PHPV / PHTVL

Persistierender hypoplastischer primärer Glaskörper
= PHPV = persistent hyperplastic primary vitreous
 = der von der Embryonalentwicklung übriggebliebene, nicht zurückgebildete und daher übermäßig ausgebildete, primäre Glaskörper

Persistierende hyperplastische Tunica vasculosa lentis
= PHTVL
 = Das zur Linsenentwicklung notwendige Blutgefässgeflecht, das sich an der Hinterfläche der Linse befindet und sich fehlerhaft oder gar nicht zurückbildet.

 

WAS IST EIN PHTVL/PHPV ?
Im embryonalen Entwicklungsstadium ist die Linse von einem Blutgefässnetz (Tunica vasculosa lentis) umgeben, welches sich in der Regel bis zum Zeitpunkt des Öffnens der Augen zurückgebildet hat. 
In seltenen Fällen findet diese Rückbildung nicht vollständig statt, und es bleiben Gewebereste und teilweise auch Blutgefässreste auf der Linsenrückfläche bzw. der Linsenkapsel bestehen. 
Je nach Ausmass der Rückbildungsstörung bleiben lediglich kleine punktförmige Trübungen zurück, die mit freiem Auge nicht erkennbar sind, oder ausgedehnte Trübungen, die zur Sehbehinderung führen. 
In ausgeprägten Fällen ist auch die Form der Linse verändert (Lentikonus), die Linse kann Blutreste enthalten und es kann ein Gewebsstrang (primärer hyperplastischer Glaskörper) zwischen der Linsenhinterfläche und dem Sehnervenkopf mit oder ohne blutführendes Gefäss bestehen bleiben. 

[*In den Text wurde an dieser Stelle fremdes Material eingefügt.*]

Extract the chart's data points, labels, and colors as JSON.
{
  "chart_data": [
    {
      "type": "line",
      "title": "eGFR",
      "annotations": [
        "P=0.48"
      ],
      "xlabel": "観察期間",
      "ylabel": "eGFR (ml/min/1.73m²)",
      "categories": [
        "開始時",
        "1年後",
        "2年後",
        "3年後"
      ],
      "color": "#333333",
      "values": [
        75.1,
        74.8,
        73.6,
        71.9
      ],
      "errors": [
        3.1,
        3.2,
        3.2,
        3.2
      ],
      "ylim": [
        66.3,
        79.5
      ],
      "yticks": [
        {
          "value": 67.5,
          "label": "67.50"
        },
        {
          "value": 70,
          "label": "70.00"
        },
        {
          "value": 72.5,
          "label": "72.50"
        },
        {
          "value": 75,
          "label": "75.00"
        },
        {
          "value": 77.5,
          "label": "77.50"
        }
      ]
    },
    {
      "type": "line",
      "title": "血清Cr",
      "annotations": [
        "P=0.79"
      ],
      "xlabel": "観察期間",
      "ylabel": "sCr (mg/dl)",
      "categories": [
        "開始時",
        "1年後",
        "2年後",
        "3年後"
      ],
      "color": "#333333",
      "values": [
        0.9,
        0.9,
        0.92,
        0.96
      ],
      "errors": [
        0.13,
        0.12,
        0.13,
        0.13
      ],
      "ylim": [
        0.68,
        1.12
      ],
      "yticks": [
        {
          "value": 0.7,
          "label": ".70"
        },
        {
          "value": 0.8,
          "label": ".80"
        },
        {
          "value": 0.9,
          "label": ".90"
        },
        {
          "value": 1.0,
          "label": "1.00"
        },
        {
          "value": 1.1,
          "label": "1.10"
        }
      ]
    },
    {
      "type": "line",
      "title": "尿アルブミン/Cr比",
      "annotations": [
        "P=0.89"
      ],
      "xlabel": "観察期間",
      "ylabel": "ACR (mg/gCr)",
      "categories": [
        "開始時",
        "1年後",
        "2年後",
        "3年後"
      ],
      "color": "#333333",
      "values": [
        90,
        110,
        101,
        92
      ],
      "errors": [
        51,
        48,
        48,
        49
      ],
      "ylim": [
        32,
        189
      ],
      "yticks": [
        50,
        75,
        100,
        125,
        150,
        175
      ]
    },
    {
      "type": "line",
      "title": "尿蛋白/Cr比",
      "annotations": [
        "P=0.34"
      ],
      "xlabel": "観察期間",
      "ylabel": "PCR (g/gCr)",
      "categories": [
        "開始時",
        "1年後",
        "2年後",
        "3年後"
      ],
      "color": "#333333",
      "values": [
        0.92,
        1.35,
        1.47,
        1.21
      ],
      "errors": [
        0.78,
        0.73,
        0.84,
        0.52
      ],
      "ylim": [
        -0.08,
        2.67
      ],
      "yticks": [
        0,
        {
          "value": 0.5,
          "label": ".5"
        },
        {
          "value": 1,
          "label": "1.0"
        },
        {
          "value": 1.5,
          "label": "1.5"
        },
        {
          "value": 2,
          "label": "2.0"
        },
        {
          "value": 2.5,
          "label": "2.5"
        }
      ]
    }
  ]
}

PHTVL/PHPV (Foto von F. Stades)

WIE ERKENNE ICH PHTVL/PHPV ?
Leichte Formen dieser angeborenen Rückbildungsstörung (feine punktförmige Pigmentablagerungen) können mit freiem Auge meist nicht erkannt werden. Ausgeprägte Veränderungen erkennt man als weissliche oder rötliche (bei Vorhandensein von Blutgefässen oder Blutresten) Trübung im hinteren Bereich der Linse. 

FOLGEN
Diese angeborene Rückbildungsstörung bleibt unverändert. Je nach Ausmass der Trübung der Linsenhinterfläche kommt es zur mehr oder weniger starken Sichtbehinderung.

DIAGNOSE
Ausmass und genaue Lokalisation der Trübung kann mittels eines Spaltlampenbiomikroskopes festgestellt werden. 

URSACHE
Es kann sich um eine spontane oder erbliche Rückbildungsstörung der Tunica vasculosa lentis und des primären Glaskörpers handeln. 

THERAPIE
Eine Therapie ist nur in jenen Fällen erforderlich, in denen es zu deutlicher Sehbehinderung kommt. 
Die Linse und Teile der betroffenen Linsenkapsel werden operativ entfernt. Bei vorhanden Blutgefässresten kann es jedoch zu intraoperativen Blutungen kommen.